Populations of neurons form patterns of activity that represent sensory features, memories, or abstract concepts.  Due to the plasticity of the brain, these patterns change over time as the brain: compares incoming stimuli with stored memories(hippocampus, cortex), weighs options(prefrontal cortex, basal ganglia), and evaluates importance via emotion/reward circuits(amygdala/ dopamine system).   


Communication between areas of the brain often involves rhythmic oscillations(brain waves) that help coordinate timing.  When thousands or millions of neurons fire in a coordinated rhythm, their tiny electrical currents add up to produce oscillations or waves in the brain’s overall electric field.  Based on these waves, it dictates the state of being of the person from deep sleep to being at attention. 

Now let's compare a computer to that of the human brain and its neural networks.  Information flows through both the brain and a computer, but through different mediums.  For the brain, information flows through neurons and neural networks while information in a computer flows through transistors.  Although similar, information flows much faster in a computer than that of the human brain.  In addition, you can compare the logic gates of computer to that of channel gates of a neuron.  Neurons can have action potentials or no action potentials just as logic gates are either 0 or 1.  Both take the sum of inputs, and if the action exceeds a threshold, fires an output spike.  Nonetheless, the brain and the computer are inherently different.  The brain is able to change, grow, and adapt over time while a computer is set based on instructions given to it.
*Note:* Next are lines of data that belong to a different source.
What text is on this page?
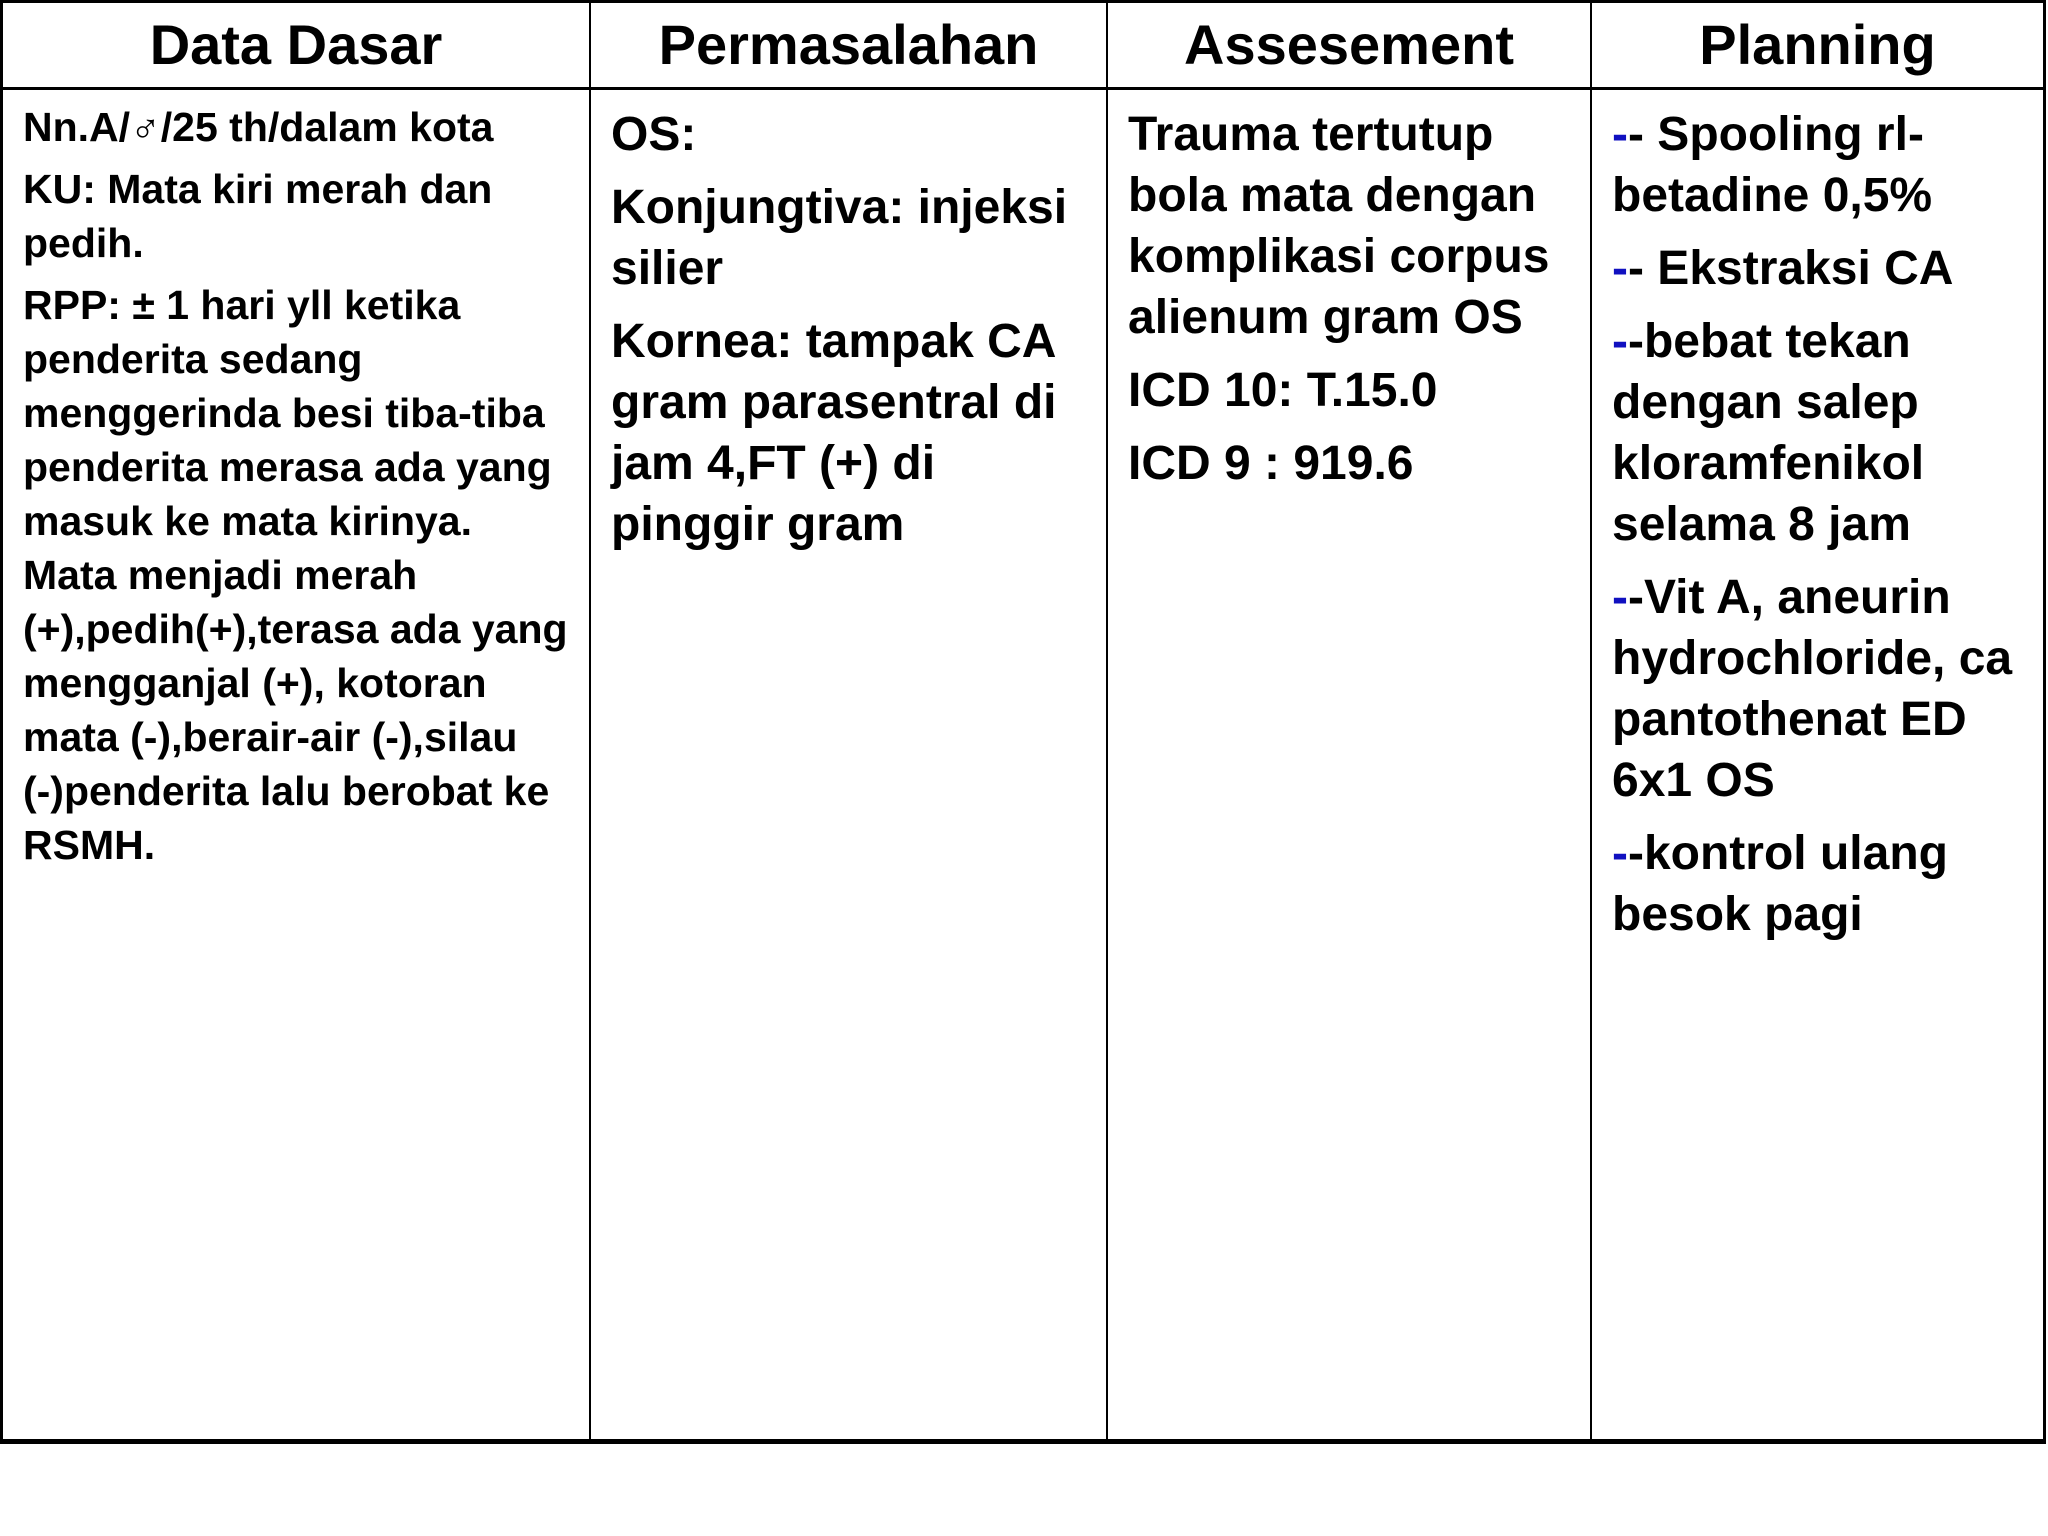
Data Dasar

Nn.A/♂/25 th/dalam kota

KU: Mata kiri merah dan pedih.

RPP: ± 1 hari yll ketika penderita sedang menggerinda besi tiba-tiba penderita merasa ada yang masuk ke mata kirinya. Mata menjadi merah (+),pedih(+),terasa ada yang mengganjal (+), kotoran mata (-),berair-air (-),silau (-)penderita lalu berobat ke RSMH.

Permasalahan

OS:

Konjungtiva: injeksi silier

Kornea: tampak CA gram parasentral di jam 4,FT (+) di pinggir gram

Assesement

Trauma tertutup bola mata dengan komplikasi corpus alienum gram OS

ICD 10: T.15.0

ICD 9 : 919.6

Planning

-- Spooling rl-betadine 0,5%

-- Ekstraksi CA

--bebat tekan dengan salep kloramfenikol selama 8 jam

--Vit A, aneurin hydrochloride, ca pantothenat ED 6x1 OS

--kontrol ulang besok pagi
To change the computer, you must change the code, while the human brain rewires itself as we learn more external information. In the end, the brain is an information processor, but not a computer.
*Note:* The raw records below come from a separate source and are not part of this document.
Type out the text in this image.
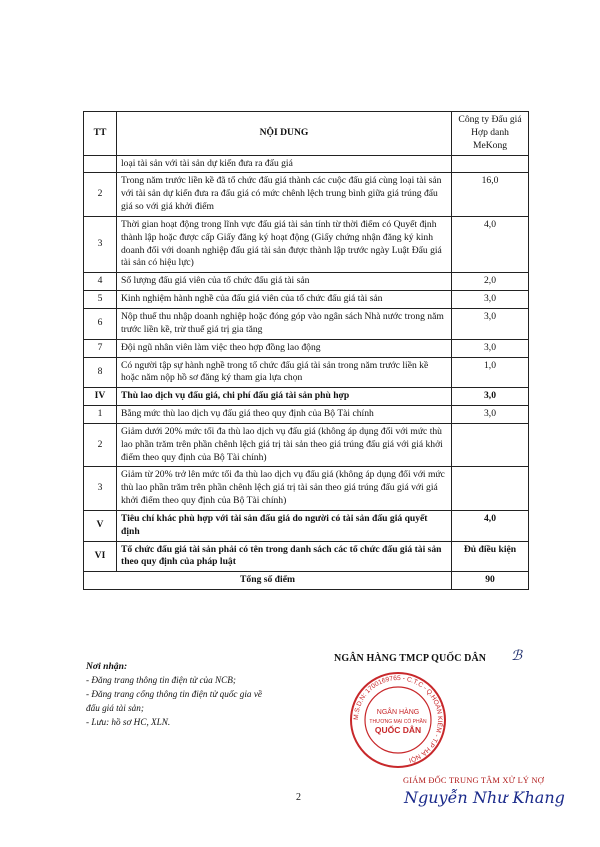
TT	NỘI DUNG	Công ty Đấu giá Hợp danh MeKong
	loại tài sản với tài sản dự kiến đưa ra đấu giá	
2	Trong năm trước liền kề đã tổ chức đấu giá thành các cuộc đấu giá cùng loại tài sản với tài sản dự kiến đưa ra đấu giá có mức chênh lệch trung bình giữa giá trúng đấu giá so với giá khởi điểm	16,0
3	Thời gian hoạt động trong lĩnh vực đấu giá tài sản tính từ thời điểm có Quyết định thành lập hoặc được cấp Giấy đăng ký hoạt động (Giấy chứng nhận đăng ký kinh doanh đối với doanh nghiệp đấu giá tài sản được thành lập trước ngày Luật Đấu giá tài sản có hiệu lực)	4,0
4	Số lượng đấu giá viên của tổ chức đấu giá tài sản	2,0
5	Kinh nghiệm hành nghề của đấu giá viên của tổ chức đấu giá tài sản	3,0
6	Nộp thuế thu nhập doanh nghiệp hoặc đóng góp vào ngân sách Nhà nước trong năm trước liền kề, trừ thuế giá trị gia tăng	3,0
7	Đội ngũ nhân viên làm việc theo hợp đồng lao động	3,0
8	Có người tập sự hành nghề trong tổ chức đấu giá tài sản trong năm trước liền kề hoặc năm nộp hồ sơ đăng ký tham gia lựa chọn	1,0
IV	Thù lao dịch vụ đấu giá, chi phí đấu giá tài sản phù hợp	3,0
1	Bằng mức thù lao dịch vụ đấu giá theo quy định của Bộ Tài chính	3,0
2	Giảm dưới 20% mức tối đa thù lao dịch vụ đấu giá (không áp dụng đối với mức thù lao phần trăm trên phần chênh lệch giá trị tài sản theo giá trúng đấu giá với giá khởi điểm theo quy định của Bộ Tài chính)	
3	Giảm từ 20% trở lên mức tối đa thù lao dịch vụ đấu giá (không áp dụng đối với mức thù lao phần trăm trên phần chênh lệch giá trị tài sản theo giá trúng đấu giá với giá khởi điểm theo quy định của Bộ Tài chính)	
V	Tiêu chí khác phù hợp với tài sản đấu giá do người có tài sản đấu giá quyết định	4,0
VI	Tổ chức đấu giá tài sản phải có tên trong danh sách các tổ chức đấu giá tài sản theo quy định của pháp luật	Đủ điều kiện
Tổng số điểm		90
Nơi nhận:
- Đăng trang thông tin điện tử của NCB;
- Đăng trang cổng thông tin điện tử quốc gia về đấu giá tài sản;
- Lưu: hồ sơ HC, XLN.
NGÂN HÀNG TMCP QUỐC DÂN ℬ
M.S.D.N: 1700169765 - C.T.C - Q.HOÀN KIẾM - T.P HÀ NỘI
NGÂN HÀNG
THƯƠNG MẠI CỔ PHẦN
QUỐC DÂN
GIÁM ĐỐC TRUNG TÂM XỬ LÝ NỢ
Nguyễn Như Khang
2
And so remains the burning questions. Is consciousness derived from neurochemistry and physics, or is there a kind of dualism that separates the mind and conscious thought from the inner workings of the brain and its neural function?  Some say consciousness pervades all matter throughout the cosmos, and its thought that brought everything into existence.  Are neuro-networks entangled allowing quantum processes to take place inside the brain, or is there too much decoherence or background noise that breaks down entanglement?  These are the burning questions that lead me to sit and ponder the nature of consciousness, the human brain, and the universe.